The researchers suspected that RVM lidocaine precipitated pain by shutting down inhibitory circuits. To probe that idea, they used a kappa opioid agonist that specifically blocks RVM OFF cells. Administering this compound to nonallodynic HZ rats caused allodynia. This and other pharmacological experiments supported the idea that many HZ rats are able to avoid neuropathic pain because they engage descending pain-inhibiting systems. “Whatever was driving the pain was there, but it was regulated by this descending inhibitory mechanism,” Porreca said.
Finally, the team performed recordings of RVM neurons in live rats to directly measure the activity of ON and OFF cells. To drive nociceptor activity, they injected formalin into the hind paw, which caused heightened persistent pain behaviors in the HZ rats compared to SD. After the injection, OFF cells fired more in HZ rats, showing fewer and shorter pauses than in SD rats. Thus, in the HZ animals, the descending inhibition system apparently turned on and stayed on, whereas in the SD rats, it shut off frequently. In addition, ON cells fired less in the HZ rats.

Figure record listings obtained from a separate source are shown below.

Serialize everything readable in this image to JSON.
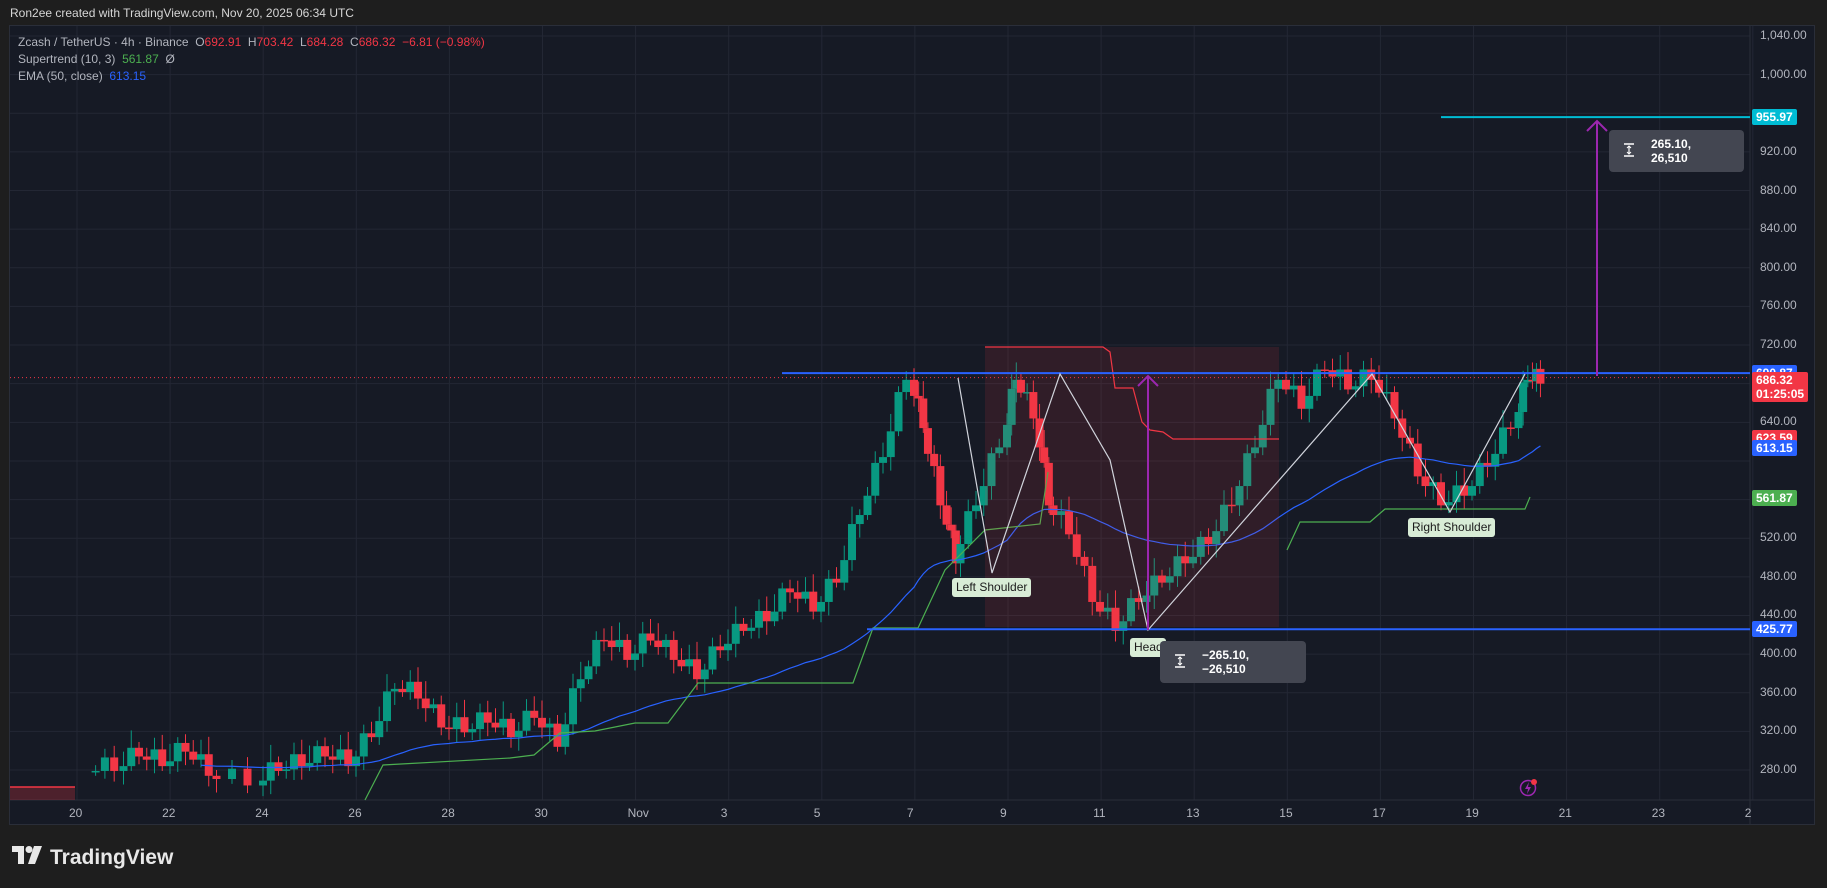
{
  "credit": "Ron2ee created with TradingView.com, Nov 20, 2025 06:34 UTC",
  "legend": {
    "symbol": "Zcash / TetherUS · 4h · Binance",
    "o_label": "O",
    "o": "692.91",
    "h_label": "H",
    "h": "703.42",
    "l_label": "L",
    "l": "684.28",
    "c_label": "C",
    "c": "686.32",
    "change": "−6.81 (−0.98%)",
    "supertrend_label": "Supertrend (10, 3)",
    "supertrend_value": "561.87",
    "supertrend_extra": "Ø",
    "ema_label": "EMA (50, close)",
    "ema_value": "613.15"
  },
  "footer": {
    "brand": "TradingView"
  },
  "colors": {
    "up": "#089981",
    "down": "#f23645",
    "ema": "#2962ff",
    "supertrend_up": "#4caf50",
    "supertrend_down": "#f23645",
    "target": "#00bcd4",
    "measure": "#9c27b0",
    "bg": "#161a25"
  },
  "price_tags": [
    {
      "value": "955.97",
      "price": 955.97,
      "color": "#00bcd4"
    },
    {
      "value": "690.87",
      "price": 690.87,
      "color": "#2962ff"
    },
    {
      "value": "686.32",
      "sub": "01:25:05",
      "price": 686.32,
      "color": "#f23645"
    },
    {
      "value": "623.59",
      "price": 623.59,
      "color": "#f23645"
    },
    {
      "value": "613.15",
      "price": 613.15,
      "color": "#2962ff"
    },
    {
      "value": "561.87",
      "price": 561.87,
      "color": "#4caf50"
    },
    {
      "value": "425.77",
      "price": 425.77,
      "color": "#2962ff"
    }
  ],
  "annotations": {
    "left_shoulder": "Left Shoulder",
    "head": "Head",
    "right_shoulder": "Right Shoulder",
    "measure_up": "265.10, 26,510",
    "measure_down": "−265.10, −26,510"
  },
  "chart_data": {
    "type": "candlestick",
    "title": "Zcash / TetherUS · 4h · Binance",
    "xlabel": "",
    "ylabel": "",
    "ylim": [
      280,
      1040
    ],
    "y_ticks": [
      "1,040.00",
      "1,000.00",
      "960.00",
      "920.00",
      "880.00",
      "840.00",
      "800.00",
      "760.00",
      "720.00",
      "680.00",
      "640.00",
      "600.00",
      "560.00",
      "520.00",
      "480.00",
      "440.00",
      "400.00",
      "360.00",
      "320.00",
      "280.00"
    ],
    "x_ticks": [
      "20",
      "22",
      "24",
      "26",
      "28",
      "30",
      "Nov",
      "3",
      "5",
      "7",
      "9",
      "11",
      "13",
      "15",
      "17",
      "19",
      "21",
      "23",
      "2"
    ],
    "grid": true,
    "series": [
      {
        "name": "close_approx",
        "x_days": [
          20.4,
          21.0,
          21.5,
          22.0,
          22.5,
          23.0,
          24.0,
          24.5,
          25.0,
          25.5,
          26.0,
          26.5,
          27.0,
          27.5,
          28.0,
          28.5,
          29.0,
          29.5,
          30.0,
          30.5,
          31.0,
          31.5,
          32.0,
          32.5,
          33.0,
          33.5,
          34.0,
          34.5,
          35.0,
          35.5,
          36.0,
          36.5,
          37.0,
          37.5,
          38.0,
          38.3,
          38.7,
          39.0,
          39.5,
          40.0,
          40.3,
          40.7,
          41.0,
          41.5,
          42.0,
          42.5,
          43.0,
          43.5,
          44.0,
          44.5,
          45.0,
          45.5,
          46.0,
          46.5,
          47.0,
          47.5,
          48.0,
          48.5,
          49.0,
          49.5,
          50.0,
          50.5,
          51.0,
          51.3
        ],
        "values": [
          285,
          300,
          290,
          305,
          280,
          270,
          285,
          290,
          300,
          290,
          320,
          370,
          360,
          330,
          325,
          335,
          320,
          340,
          310,
          380,
          420,
          400,
          420,
          400,
          380,
          410,
          430,
          440,
          470,
          450,
          480,
          550,
          610,
          690,
          640,
          560,
          500,
          560,
          620,
          690,
          650,
          560,
          530,
          460,
          430,
          460,
          480,
          500,
          520,
          560,
          620,
          690,
          660,
          700,
          680,
          690,
          650,
          590,
          560,
          570,
          600,
          640,
          690,
          686
        ]
      },
      {
        "name": "EMA (50, close)",
        "values_end": 613.15
      },
      {
        "name": "Supertrend (10, 3)",
        "values_end": 561.87
      }
    ],
    "levels": [
      {
        "name": "neckline",
        "price": 690.87
      },
      {
        "name": "head_low",
        "price": 425.77
      },
      {
        "name": "target",
        "price": 955.97
      }
    ],
    "pattern": "Inverse Head and Shoulders",
    "measured_move": 265.1
  }
}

“That was nice support for the hypothesis that these animals failed to develop chronic neuropathic pain because they are able to maintain descending inhibition in the face of ongoing nociceptive activity,” Price said.
Porreca and Price note that the mechanism they have identified for how certain rats escape neuropathic pain lines up well with the routes by which known therapies alleviate pain in people. Opioids and other drugs that are effective against neuropathic pain either mimic, or actively engage, descending inhibition.
Now the investigators want to use the pain-prone and pain-protected rats to find out what turns on inhibitory systems, and why they sometimes fail to operate. If the same mechanisms operate in humans, Price hopes that for people in whom descending inhibition has failed, he and his colleagues can one day find a pharmacological solution to flip the system back on.